Sept. 18, 2006 -- The U.Va. Curry School of Education’s teacher education program is cited as a national model in "Educating School Teachers," a report that was released today and is the second from the privately funded Education Schools Project.
The Curry School’s five-year B.A./M.T. program, the high quality of its students, the balance between theory and practical experience and the reputation of the faculty are among the elements given high marks in the study, which was conducted by Arthur Levine, former president of Teachers College at Columbia University and now president of the Woodrow Wilson National Fellowship Foundation.
U.Va. Vice President and Provost Gene Block, who spoke at the press conference on Levine’s report, held at the National Press Club in Washington, D.C., earlier today, applauded the mission of the study. “All of us in education should be focused on how to provide excellent teachers for American children. … We thank the study for honoring U.Va. as exemplary,” he said.
One of the report’s five recommendations is making five-year teacher education programs the norm at the university level.
“The Curry faculty and administration are wedded to the five-year teacher education program, which is rooted in the belief that providing a broad liberal arts education with an arts and sciences major and ensuring extensive field work experience and pedagogical education cannot be done in four years,” the report says.
“We’re extremely proud of our Curry School [of education], but beyond our Curry School, the entire University of Virginia is engaged in teacher education in new and innovative ways, and I think that’s making a difference,” Block said. Scholars from several other fields and practitioners are involved in teacher education.
“We think the close interplay is critical.
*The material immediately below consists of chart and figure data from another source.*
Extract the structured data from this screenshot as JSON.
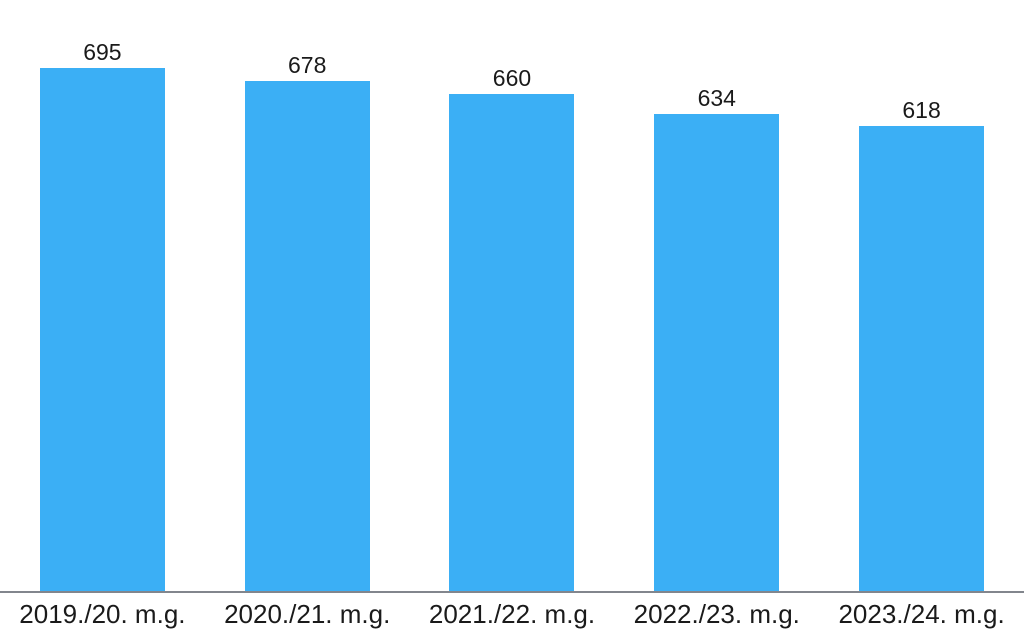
{
  "chart_data": {
    "type": "bar",
    "categories": [
      "2019./20. m.g.",
      "2020./21. m.g.",
      "2021./22. m.g.",
      "2022./23. m.g.",
      "2023./24. m.g."
    ],
    "values": [
      695,
      678,
      660,
      634,
      618
    ],
    "value_labels": [
      "695",
      "678",
      "660",
      "634",
      "618"
    ],
    "ylim": [
      0,
      785
    ],
    "grid": false,
    "legend": "none",
    "value_labels_position": "above-bar",
    "axis_labels_position": "bottom",
    "colors": {
      "bar": "#3baff5",
      "axis_line": "#82868d",
      "text": "#1a1a1a",
      "background": "#ffffff"
    }
  }
}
Research informs teaching and teaching informs research, and they’re inseparable,” Block said.
U.Va. education dean David Breneman echoes the importance of the Curry School’s relationship with other schools and departments at the University, which was recommended in an influential report in the 1980s Then-Curry School dean James Cooper adopted the recommendation and enlisted the faculty in designing the five-year program.
When he was dean, Cooper, an alumnus of the Stanford program that is also praised in the study, issued a “new teacher warranty” to all school divisions in Virginia: if a school hired a Curry graduate and wasn’t satisfied with that teacher’s performance, Curry would do what it took to improve the situation. “I likened myself to the Maytag repairman who sat around waiting for a call,” he said.
The study also recommends preparing teachers with practical experience in elementary and secondary schools and recognizes the Curry School’s strength in this area:“By the time Curry students complete the fourth year of the program, they have had as many as six field experiences and up to 90 hours in the field.” Those practical activities precede the traditional semester of student teaching, which Curry students undertake in the fall rather than spring of their final year, so they can see how a school teacher begins the year, the report points out.
Breneman said the program’s outstanding faculty and students in a smaller environment than many other schools — 120 to 130 teacher education students graduate each year — contribute to the program’s quality. Curry draws its students from the top-notch University population after they apply in their second year.
The students, who praised their faculty in the report, have opportunities to work with faculty in research on teaching and other areas, as well as with faculty on their field experiences, which include presentations and tutoring in their subject areas in local schools.
Block named several interdisciplinary projects that show the Curry School’s high quality. Being part of the first cohort of teacher education programs the Carnegie Corporation chose four years ago in its “Teachers for a New Era” project has enabled U.Va. to conduct continuous assessment of our teacher education students and induction of newly minted teachers in their first jobs. The new Center for the Advanced Study of Teaching and Learning, led by Robert Pianta, “is becoming a local focus for our best scholars” from several U.Va. schools.
“CASTL is helping to shape the body of evidence at a national level," Block said. The evidence-based research is showing that if you combine analysis of pupil performance with empirical analysis of what teachers actually do in classrooms, you can produce information that can be fed back into improved teaching.
Block noted that while being pleased for the recognition, “we believe many schools have strong programs, and if you look at [them], even ones that certainly need improvement have meritorious aspects. We need to focus on them and build them, so that we can have the group of institutions the nation really requires.”
The report also describes Stanford University, Alverno College in Milwaukee and Emporia State University in Kansas, whose teacher education programs are structured differently, as “exemplary” schools.